What does it mean to be a Sustainably Grown Pecan Farm?

At King Springs Pecans, LLC, we think “Sustainably Grown” is a modern understanding of what we call Stewardship - protecting the land and the animals and folks on it for the future, as if we will have to give an account for what we have done.  The farm is an environmental operating system that produces healthy food for people but also requires us to put back more into the land and our employees and community than we take from it to grow food.  In this way we are totally different from “extraction or industrial farming” where the land is depleted and communities are weakened in order to grow food.     

The SCS Global Services certification process is a very high standard and looks at all facets of our farm operation. A few of the main areas we are certified on are:

  • How we have improved the soil health on our farm including soil regeneration, erosion protection, soil nutrition, cover cropping, humus layer soil development and mulching to strengthen our soil.

  • How we are treating our employees and their families and making a path for them to be successful in their lives through fair pay, benefits and employment opportunities. How we are involved in our farm community and the surrounding communities.

  • How are we caring for our main crop, 26,000 pecan trees on our farms. There are a broad range of criteria that are measured that range from efficient water use to weekly “scouting” of the trees to insure tree health and vitality. How are we protecting our farm’s ecological habitat that is home to dozens of different species of fauna and flora on this unique and beautiful piece of land.

  • How we are evaluating and adopting new agricultural practices and technology to improve the farm systems. Paradoxically, some of the “new” agricultural practices we have evaluated and adopted are centuries old and had just been ignored for several generations of industrial farming.

  • SCS Global Services (SCS) has been providing global leadership in third-part quality, environmental and sustainability verification, certification, auditing, testing, and standards development for almost four decades. Its programs span a cross-section of industries, recognizing achievements in green building, product manufacturing, food and agriculture, forestry, power generation, retail, and more. SCS is accredited to provide services under a wide range of nationally and internationally recognized certification programs. Consistent with its mission, SCS is a chartered benefit corporation, reflecting its commitment to socially and environmentally responsible business practices.

What is most conspicuously absent from the industrial economy and industrial culture is this idea of return. Industrial humans relate themselves to the world and its creatures by fairly direct acts of violence. Mostly we take without asking, use without respect or gratitude, and give nothing in return. Our economy’s most voluminous product is waste - valuable materials irrecoverably misplaced or randomly discharged as poisons.

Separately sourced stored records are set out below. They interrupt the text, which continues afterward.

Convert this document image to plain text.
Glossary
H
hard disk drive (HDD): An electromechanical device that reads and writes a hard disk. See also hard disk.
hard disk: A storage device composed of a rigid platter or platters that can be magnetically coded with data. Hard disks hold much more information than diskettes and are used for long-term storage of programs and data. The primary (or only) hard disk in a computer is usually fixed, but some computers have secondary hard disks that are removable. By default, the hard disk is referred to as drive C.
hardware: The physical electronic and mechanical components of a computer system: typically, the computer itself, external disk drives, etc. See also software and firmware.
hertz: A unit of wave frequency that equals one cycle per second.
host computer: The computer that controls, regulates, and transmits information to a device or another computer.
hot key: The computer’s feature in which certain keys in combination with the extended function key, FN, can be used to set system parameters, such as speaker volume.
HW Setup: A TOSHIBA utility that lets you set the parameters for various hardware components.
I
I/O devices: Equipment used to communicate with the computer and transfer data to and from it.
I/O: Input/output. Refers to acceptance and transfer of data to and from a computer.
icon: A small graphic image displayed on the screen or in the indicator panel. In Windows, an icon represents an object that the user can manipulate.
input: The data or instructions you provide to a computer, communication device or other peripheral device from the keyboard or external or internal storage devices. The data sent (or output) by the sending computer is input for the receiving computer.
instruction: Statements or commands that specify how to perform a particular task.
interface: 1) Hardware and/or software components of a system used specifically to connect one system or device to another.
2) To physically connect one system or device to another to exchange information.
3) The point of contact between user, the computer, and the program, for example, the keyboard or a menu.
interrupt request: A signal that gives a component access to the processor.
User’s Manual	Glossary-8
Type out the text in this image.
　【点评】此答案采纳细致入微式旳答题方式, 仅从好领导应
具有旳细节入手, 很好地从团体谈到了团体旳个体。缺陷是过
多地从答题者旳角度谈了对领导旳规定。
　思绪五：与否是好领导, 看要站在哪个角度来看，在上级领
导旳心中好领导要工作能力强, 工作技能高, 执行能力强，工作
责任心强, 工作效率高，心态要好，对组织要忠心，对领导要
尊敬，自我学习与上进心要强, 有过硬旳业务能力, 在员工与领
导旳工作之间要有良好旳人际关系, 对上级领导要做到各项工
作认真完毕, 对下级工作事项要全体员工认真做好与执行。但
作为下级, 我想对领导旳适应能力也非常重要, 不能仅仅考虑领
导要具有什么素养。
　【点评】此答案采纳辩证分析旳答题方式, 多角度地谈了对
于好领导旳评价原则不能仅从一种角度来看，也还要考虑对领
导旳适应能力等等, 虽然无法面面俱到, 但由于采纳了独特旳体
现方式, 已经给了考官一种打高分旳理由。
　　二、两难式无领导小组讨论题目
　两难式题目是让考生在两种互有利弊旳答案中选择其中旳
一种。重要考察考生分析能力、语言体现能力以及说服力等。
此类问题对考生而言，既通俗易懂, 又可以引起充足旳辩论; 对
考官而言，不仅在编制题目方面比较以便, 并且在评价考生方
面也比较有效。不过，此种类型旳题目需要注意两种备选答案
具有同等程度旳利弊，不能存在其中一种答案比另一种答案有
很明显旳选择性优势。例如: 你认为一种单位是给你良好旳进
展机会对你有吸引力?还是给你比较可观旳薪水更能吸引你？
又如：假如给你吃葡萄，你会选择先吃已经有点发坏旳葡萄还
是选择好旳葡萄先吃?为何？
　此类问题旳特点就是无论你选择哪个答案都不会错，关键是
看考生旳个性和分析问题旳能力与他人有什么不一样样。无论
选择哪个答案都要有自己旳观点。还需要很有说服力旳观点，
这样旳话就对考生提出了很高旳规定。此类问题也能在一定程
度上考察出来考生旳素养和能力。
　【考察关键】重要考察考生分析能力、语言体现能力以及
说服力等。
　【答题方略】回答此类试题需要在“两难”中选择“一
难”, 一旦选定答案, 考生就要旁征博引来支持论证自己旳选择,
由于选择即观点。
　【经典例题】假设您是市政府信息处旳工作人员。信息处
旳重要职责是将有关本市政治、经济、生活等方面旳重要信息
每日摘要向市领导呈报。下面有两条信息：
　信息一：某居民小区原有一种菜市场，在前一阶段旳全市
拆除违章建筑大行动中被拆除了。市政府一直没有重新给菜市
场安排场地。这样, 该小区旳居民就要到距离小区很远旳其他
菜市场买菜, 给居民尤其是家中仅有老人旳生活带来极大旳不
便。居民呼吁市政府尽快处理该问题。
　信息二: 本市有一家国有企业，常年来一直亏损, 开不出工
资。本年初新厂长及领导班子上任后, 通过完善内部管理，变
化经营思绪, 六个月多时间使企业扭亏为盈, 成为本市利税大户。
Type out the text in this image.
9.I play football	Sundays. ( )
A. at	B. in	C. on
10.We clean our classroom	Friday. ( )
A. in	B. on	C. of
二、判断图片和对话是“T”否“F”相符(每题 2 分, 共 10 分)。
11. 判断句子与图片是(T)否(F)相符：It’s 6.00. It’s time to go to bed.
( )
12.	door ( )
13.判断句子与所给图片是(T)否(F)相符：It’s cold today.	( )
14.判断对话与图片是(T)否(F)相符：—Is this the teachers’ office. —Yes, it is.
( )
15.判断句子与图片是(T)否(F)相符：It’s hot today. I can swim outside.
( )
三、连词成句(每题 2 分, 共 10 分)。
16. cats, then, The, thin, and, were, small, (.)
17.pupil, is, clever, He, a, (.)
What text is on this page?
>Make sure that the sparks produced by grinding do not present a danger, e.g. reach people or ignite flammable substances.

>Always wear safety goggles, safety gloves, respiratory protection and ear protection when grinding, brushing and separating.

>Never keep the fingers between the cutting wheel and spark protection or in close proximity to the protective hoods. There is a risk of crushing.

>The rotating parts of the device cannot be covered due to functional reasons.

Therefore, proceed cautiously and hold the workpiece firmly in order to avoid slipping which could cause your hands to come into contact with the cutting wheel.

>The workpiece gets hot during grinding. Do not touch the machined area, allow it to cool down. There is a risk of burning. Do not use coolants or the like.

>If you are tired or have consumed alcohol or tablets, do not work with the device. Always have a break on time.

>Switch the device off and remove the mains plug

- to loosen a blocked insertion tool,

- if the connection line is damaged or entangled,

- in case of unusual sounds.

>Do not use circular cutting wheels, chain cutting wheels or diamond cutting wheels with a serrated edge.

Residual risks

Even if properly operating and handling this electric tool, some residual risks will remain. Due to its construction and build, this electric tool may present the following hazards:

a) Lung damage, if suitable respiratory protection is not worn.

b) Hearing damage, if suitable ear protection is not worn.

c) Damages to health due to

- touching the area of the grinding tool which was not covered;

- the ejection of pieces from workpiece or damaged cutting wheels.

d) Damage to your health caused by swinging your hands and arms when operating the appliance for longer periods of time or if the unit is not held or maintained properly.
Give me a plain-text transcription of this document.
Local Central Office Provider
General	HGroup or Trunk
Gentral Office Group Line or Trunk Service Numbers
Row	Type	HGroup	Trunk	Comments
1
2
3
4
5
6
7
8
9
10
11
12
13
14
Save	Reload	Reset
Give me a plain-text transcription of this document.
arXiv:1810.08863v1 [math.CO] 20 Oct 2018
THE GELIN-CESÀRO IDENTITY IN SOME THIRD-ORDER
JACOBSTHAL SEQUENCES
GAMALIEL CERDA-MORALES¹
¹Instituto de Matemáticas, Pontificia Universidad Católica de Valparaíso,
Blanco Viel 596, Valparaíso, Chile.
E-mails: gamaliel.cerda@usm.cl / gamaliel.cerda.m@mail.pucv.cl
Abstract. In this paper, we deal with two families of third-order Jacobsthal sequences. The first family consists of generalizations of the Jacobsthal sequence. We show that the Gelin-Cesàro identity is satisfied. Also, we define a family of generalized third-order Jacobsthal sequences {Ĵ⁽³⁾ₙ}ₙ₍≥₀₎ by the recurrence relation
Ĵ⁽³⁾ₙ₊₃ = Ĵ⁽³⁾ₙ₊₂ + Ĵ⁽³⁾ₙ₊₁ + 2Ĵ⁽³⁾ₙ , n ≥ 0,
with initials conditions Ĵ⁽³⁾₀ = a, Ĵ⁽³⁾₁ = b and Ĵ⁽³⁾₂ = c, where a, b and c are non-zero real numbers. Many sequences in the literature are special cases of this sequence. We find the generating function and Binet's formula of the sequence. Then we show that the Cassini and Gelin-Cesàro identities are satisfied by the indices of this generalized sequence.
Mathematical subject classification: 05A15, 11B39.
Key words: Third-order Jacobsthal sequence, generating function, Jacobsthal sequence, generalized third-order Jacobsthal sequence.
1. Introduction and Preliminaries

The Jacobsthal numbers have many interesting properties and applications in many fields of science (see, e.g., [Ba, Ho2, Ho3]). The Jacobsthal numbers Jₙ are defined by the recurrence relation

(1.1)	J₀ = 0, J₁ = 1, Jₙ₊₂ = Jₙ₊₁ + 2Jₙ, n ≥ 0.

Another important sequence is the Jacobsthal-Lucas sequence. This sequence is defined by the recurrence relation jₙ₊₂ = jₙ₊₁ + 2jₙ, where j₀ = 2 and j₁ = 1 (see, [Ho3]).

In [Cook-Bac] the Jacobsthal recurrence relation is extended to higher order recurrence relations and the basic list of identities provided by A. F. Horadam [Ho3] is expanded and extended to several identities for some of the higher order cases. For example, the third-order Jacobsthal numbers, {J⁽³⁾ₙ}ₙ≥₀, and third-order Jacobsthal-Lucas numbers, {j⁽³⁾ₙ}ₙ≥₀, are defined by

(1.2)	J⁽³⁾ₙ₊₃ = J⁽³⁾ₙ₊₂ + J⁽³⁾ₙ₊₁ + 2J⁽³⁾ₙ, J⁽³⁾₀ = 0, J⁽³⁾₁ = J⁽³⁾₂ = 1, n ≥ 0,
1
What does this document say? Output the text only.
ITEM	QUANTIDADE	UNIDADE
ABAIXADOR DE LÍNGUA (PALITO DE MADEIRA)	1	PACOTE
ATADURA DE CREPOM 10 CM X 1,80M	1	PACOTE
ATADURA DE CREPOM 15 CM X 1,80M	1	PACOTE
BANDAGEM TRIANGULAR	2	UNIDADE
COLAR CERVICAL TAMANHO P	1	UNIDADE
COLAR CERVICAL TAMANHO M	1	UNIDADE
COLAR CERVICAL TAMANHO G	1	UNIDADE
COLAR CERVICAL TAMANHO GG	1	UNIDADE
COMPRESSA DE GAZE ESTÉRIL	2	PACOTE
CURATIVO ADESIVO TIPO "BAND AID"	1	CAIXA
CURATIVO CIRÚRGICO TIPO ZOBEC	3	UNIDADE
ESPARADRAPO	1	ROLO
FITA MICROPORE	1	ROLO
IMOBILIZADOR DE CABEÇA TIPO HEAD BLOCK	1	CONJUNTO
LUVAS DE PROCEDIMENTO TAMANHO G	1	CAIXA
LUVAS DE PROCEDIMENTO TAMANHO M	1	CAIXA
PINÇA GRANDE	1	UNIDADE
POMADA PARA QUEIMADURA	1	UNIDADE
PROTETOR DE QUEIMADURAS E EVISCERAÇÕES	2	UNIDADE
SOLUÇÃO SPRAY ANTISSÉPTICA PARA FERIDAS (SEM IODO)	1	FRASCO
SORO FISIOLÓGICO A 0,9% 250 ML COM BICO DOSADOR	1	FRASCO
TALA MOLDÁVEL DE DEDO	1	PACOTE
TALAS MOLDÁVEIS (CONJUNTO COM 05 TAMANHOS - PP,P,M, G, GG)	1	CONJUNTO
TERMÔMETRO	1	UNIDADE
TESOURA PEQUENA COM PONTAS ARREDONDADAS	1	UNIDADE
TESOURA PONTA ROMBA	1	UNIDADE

To perceive the world and our life in it as gifts originating in sanctity is to see our human economy as a continuing moral crisis. Our life of need and work forces us inescapably to use in time things belonging to eternity, and to assign finite values to things already recognized as infinitely valuable. This is a fearful predicament. It calls for prudence, humility, good work, propriety of scale. It calls for the complex responsibilities of caretaking and giving-back that we mean by ‘stewardship.’ To all of this the idea of the immeasurable value of the resource is central.
— Wendell Berry, The World-Ending Fire, “The Agrarian Standard,” p. 136 (Catapult 2018).